There’s a forthcoming book on open design curated by Premsela, Dutch Platform for Design and Fasion, Waag Society and Creative Commons Netherlands in partnership with FabLab. Groundwork for Open Design Now was laid during the DMY Maker Lab and later at a workshop in Amsterdam; both of which I delightfully attended. The book previewed recently at PICNIC, and now the text is in full iteration and will hit the publisher soon. It’ll showcase some stellar examples of open design, as well as provide background and a critical perspective of the years to come in the field.

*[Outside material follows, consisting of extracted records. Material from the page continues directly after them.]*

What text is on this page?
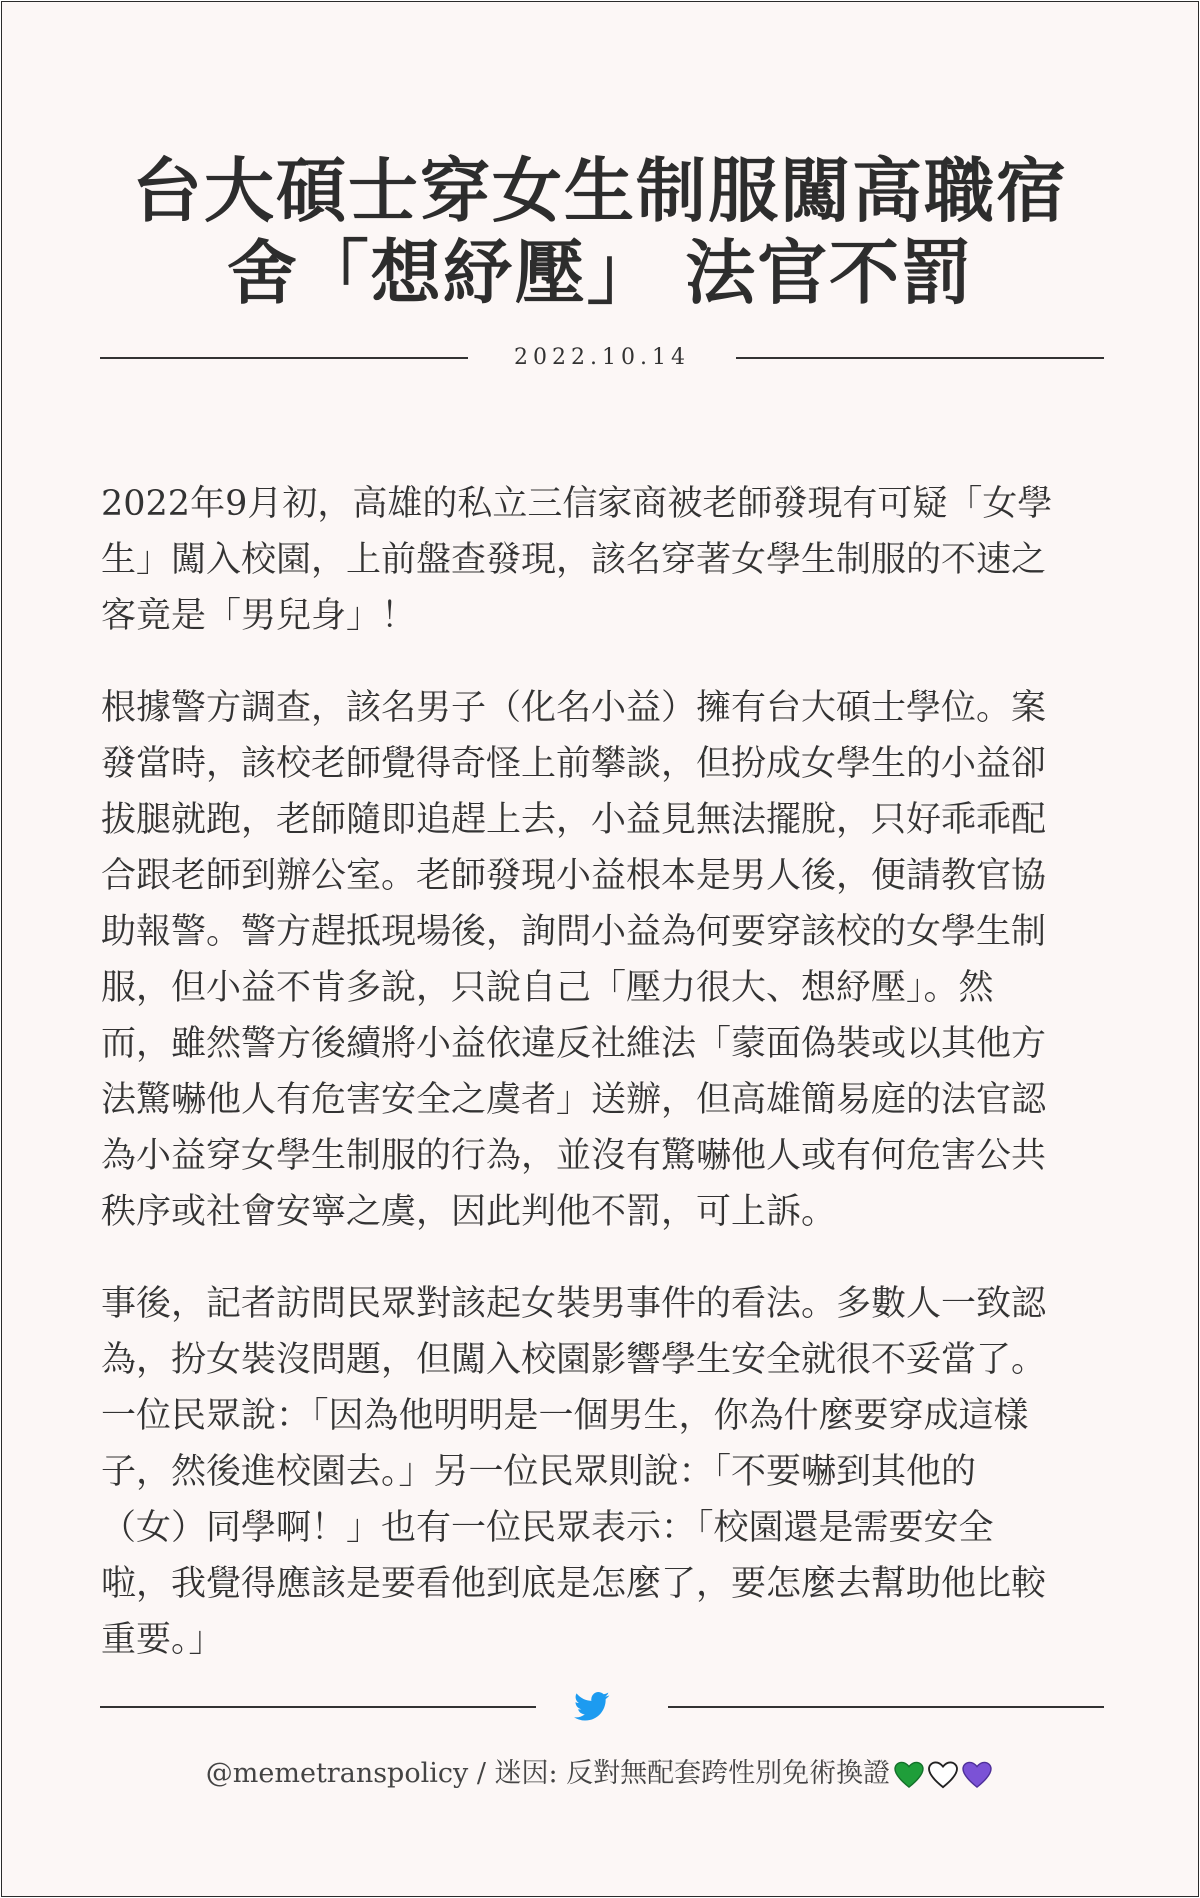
台大碩士穿女生制服闖高職宿
舍「想紓壓」 法官不罰
2022.10.14

2022年9月初，高雄的私立三信家商被老師發現有可疑「女學
生」闖入校園，上前盤查發現，該名穿著女學生制服的不速之
客竟是「男兒身」！

根據警方調查，該名男子（化名小益）擁有台大碩士學位。案
發當時，該校老師覺得奇怪上前攀談，但扮成女學生的小益卻
拔腿就跑，老師隨即追趕上去，小益見無法擺脫，只好乖乖配
合跟老師到辦公室。老師發現小益根本是男人後，便請教官協
助報警。警方趕抵現場後，詢問小益為何要穿該校的女學生制
服，但小益不肯多說，只說自己「壓力很大、想紓壓」。然
而，雖然警方後續將小益依違反社維法「蒙面偽裝或以其他方
法驚嚇他人有危害安全之虞者」送辦，但高雄簡易庭的法官認
為小益穿女學生制服的行為，並沒有驚嚇他人或有何危害公共
秩序或社會安寧之虞，因此判他不罰，可上訴。

事後，記者訪問民眾對該起女裝男事件的看法。多數人一致認
為，扮女裝沒問題，但闖入校園影響學生安全就很不妥當了。
一位民眾說：「因為他明明是一個男生，你為什麼要穿成這樣
子，然後進校園去。」另一位民眾則說：「不要嚇到其他的
（女）同學啊！」也有一位民眾表示：「校園還是需要安全
啦，我覺得應該是要看他到底是怎麼了，要怎麼去幫助他比較
重要。」

@memetranspolicy / 迷因: 反對無配套跨性別免術換證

While we wait, I wanted to share an excerpt I found to be a very simple yet sharp metaphor for “IP-theft” versus the positive messaging of sharing and Creative Commons licenses. The quotation comes from Dr. Peter Troxler’s profile of Open Design founding father, Ronen Kadushin. Ronen will probably hate me that phrase. ^_^

Let’s say you have a good bicycle. You like it, so you buy a really nice lock for it. If a thief wants to take this bicycle, it doesn’t matter how good your lock is, he will find a way to take your bicycle. And this is exactly the same with intellectual property. I’m not saying that I’m leaving my bicycles without a lock; [my work] has a lock. But the lock says, “Hey, you want to ride this and give it back when you’re finished?” You know, because you can have a ride, but if you want to buy it, I will sell the bike to you [Ronen releases most of his works under BY-NC-SA]. If you want to produce it, I will let you do it. But there are many more options. People should be straight and honest about it.

Speaking of locks, at Ronen’s latest exhibition, Recent Uploads, Parker and I hatched a fun art project: why not DIY scan a Kindle ebook? You know, purchase a DRM-wrapped text of your choice, set up the Kindle on a flatbed scanner, and just rip, mix, burn your way through it. There’s a difference between locks that say no and locks that say please treat me nicely.